Lei non ha idea di chi sia, non se lo ricorda più.
È in una stanza che non conosce. C’è una donna anziana, in piedi – sembra molto triste, ma non piange. Tiene le mani sulle spalle del ragazzino che invece continua a fissarla con occhi pieni di lacrime.
Lo guarda meglio – no, non somiglia a nessuno. No, non si ricorda proprio di chi sia quel bambino.
Chiude gli occhi.
Eccolo, finalmente.
Il rumore del Mare.
E poi si ricorda.
Ma certo: il Bambino. La Vecchia Donna.
I protagonisti di una Storia.
Ma la Storia di chi?
 
 
Una Farfalla tiepida le accarezza la mano.
Apre gli occhi.
Luce.
Le onde non si sentono più.
– Le onde non si sentono più.
– Ti sei svegliata.
Gira la testa – è piena di ovatta.
C’è un sorriso a mezzaluna su quel piccolo viso.
Oggi le sembra di averlo già visto da qualche parte, prima.
Ma non c’è più un prima né un dopo nella sua testa.
– E’ piena di ovatta.
Che cosa, le chiede una voce.
- La mia testa. E’ piena di ovatta.
Gira lo sguardo intorno alla stanza, cercando da dove viene la voce.
Non c’è nessuno. Tende svolazzano nella luce. Chissà se dietro di esse c’è il Mare.
La voce sarà del Bambino; non c’è nessun altro, a parte lui.

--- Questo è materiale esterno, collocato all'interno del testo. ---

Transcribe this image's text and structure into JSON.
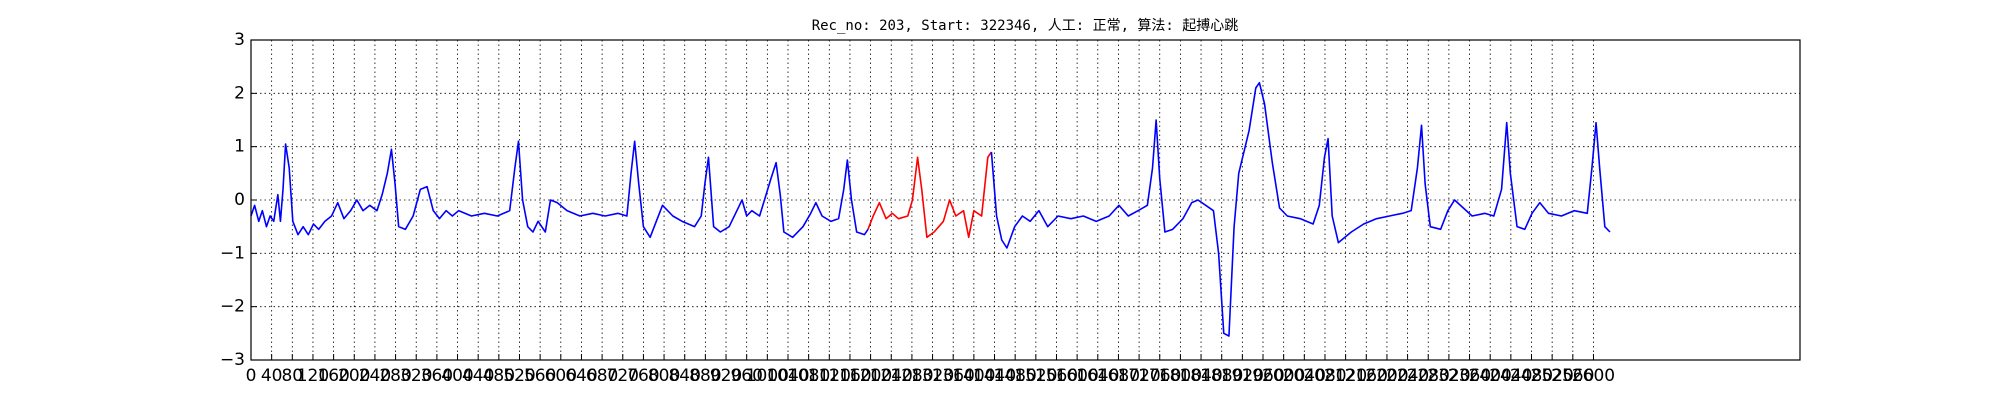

Quasi quasi gli chiederebbe di scostare le tende; vuole vedere se c’è il Mare. E lei si sente troppo debole per alzarsi da quel letto di ovatta. Morbido, si affossa sotto il suo corpo – come la sua testa, si incurva di pensieri rotondi, slegati, sformati. Una matassa di lana imbevuta di acqua che lenta si disfa.
– Dimmi, tu lo senti il Mare?
Il Bambino la guarda senza espressione. Le posa una manina sulla sua. Era quella la carezza tiepida della farfalla che l’aveva svegliata.
Lo guarda meglio.
– Non somigli a nessuno che conosco.
Il Bambino sembra molto triste, ma non piange.
– Mi hai sempre detto che somiglio alla mamma, e a te. E solo poco poco a papà.
Non ha idea di cosa stia parlando.
Il soffitto è molto luminoso. Le tende sono bianche, sembrano leggere come piume. Pensieri morbidi continuano a rotolare senza senso nella sua testa, da un angolo all’altro. Ovatta le riempie le orecchie.
Una Falena fredda le accarezza una mano.
Abbassa lo sguardo.
Il Bambino le ha messo davanti una foto in una cornice pesante, d’argento, fredda come una falena.
Delle figurine si muovono incerte al suo interno. Ma i suoi occhi sono troppo offuscati per metterle a fuoco.
– Ti ricordi? – la voce del Bambino trema, come un trapezista scosso da un forte vento sull’esile filo. – Mamma, papà… e io. Ero appena nato.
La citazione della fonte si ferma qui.